На репетиции мы выкладываемся на полную, работаем буквально до кровавых мозолей. Усталость накрывает волнами, но останавливаться нельзя. Вдруг голос Елены Викторовны, нашего хореографа, разносится по залу, заставляя нас всех вздрогнуть:

— Соловьева, Макаров, что вы как тюлени! Ей-богу, давайте отменим весь этот балаган, чтобы не позориться! Солисты вы или кто? Покажите мне все, на что способны!

Елена Викторовна — женщина суровая, в выражениях не стесняется, и от ее критики не скроешься. Каждый выговор ощущается как удар, и вся труппа старается избежать ее гнева. Зато и похвала от нее звучит в несколько раз весомее, но, конечно, слышим мы ее крайне редко.

Повторяем первый танец снова и снова. Я уже сбилась со счета, сколько раз мы это делали, но каждый раз выкладываемся на максимум. Чувствую, как у Севы начинают дрожать руки, особенно когда доходит до сложной поддержки. На десятый повтор я мысленно подбадриваю его: держись, родненький, иначе я костей не соберу.

Но вот, наконец, раздается долгожданное:

— Неплохо. Не совершенно, но уже можно смотреть без слез, — говорит Елена Викторовна, и мы все выдыхаем с облегчением. — Завтра будем повторять до тех пор, пока не будет превосходно!

Этот сдержанный комплимент для нас, как бальзам на душу, но все понимают: расслабляться рано.

Наспех освежившись и переодевшись, я собираюсь идти в общежитие.

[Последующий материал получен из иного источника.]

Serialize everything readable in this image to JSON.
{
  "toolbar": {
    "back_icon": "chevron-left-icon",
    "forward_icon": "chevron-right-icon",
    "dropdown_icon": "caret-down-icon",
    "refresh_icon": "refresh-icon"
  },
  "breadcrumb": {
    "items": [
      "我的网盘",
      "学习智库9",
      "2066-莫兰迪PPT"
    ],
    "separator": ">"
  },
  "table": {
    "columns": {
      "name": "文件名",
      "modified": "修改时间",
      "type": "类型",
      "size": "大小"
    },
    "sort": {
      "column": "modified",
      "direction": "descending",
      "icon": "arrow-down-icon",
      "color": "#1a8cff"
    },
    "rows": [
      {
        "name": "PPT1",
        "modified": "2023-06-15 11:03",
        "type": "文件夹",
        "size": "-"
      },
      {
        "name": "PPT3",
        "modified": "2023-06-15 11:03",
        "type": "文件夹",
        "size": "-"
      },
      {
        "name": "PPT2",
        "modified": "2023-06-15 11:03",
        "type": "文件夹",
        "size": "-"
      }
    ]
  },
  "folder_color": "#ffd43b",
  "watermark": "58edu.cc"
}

Мышцы по всему телу напряжены, чувствую, что мне просто необходим длительный горячий душ, не меньше получаса. Надеюсь, вода будет достаточно теплой. У нас, конечно, не один душ на этаж, но и не индивидуальные. Обычно один на пять-шесть человек. Если для парней это приемлемо, то у нас, девочек, частенько бывают споры из-за того, кто первый.

С этими мыслями медленно иду, вдыхая морозный воздух.

— Провожу? — выхватывает сумку Сева.

— Да я бы и сама, — не могу удержаться от нервного вздоха.

— Да все ты сама, знаю. Сильная и независимая. Но мне совсем несложно, Ален. Пойдем, не ворчи.

Продолжаю путь уже налегке. Когда подходим к большому кирпичному зданию общежития, я замечаю знакомую фигуру.

10

Алекс

Какой испуганный взгляд у птички! Явно не ожидала меня здесь увидеть. Да и я сам не ожидал, что вместо того, чтобы забить на просьбу отца и заниматься своими делами, вдруг сорвусь в Подмосковье. Будто у меня времени вагон.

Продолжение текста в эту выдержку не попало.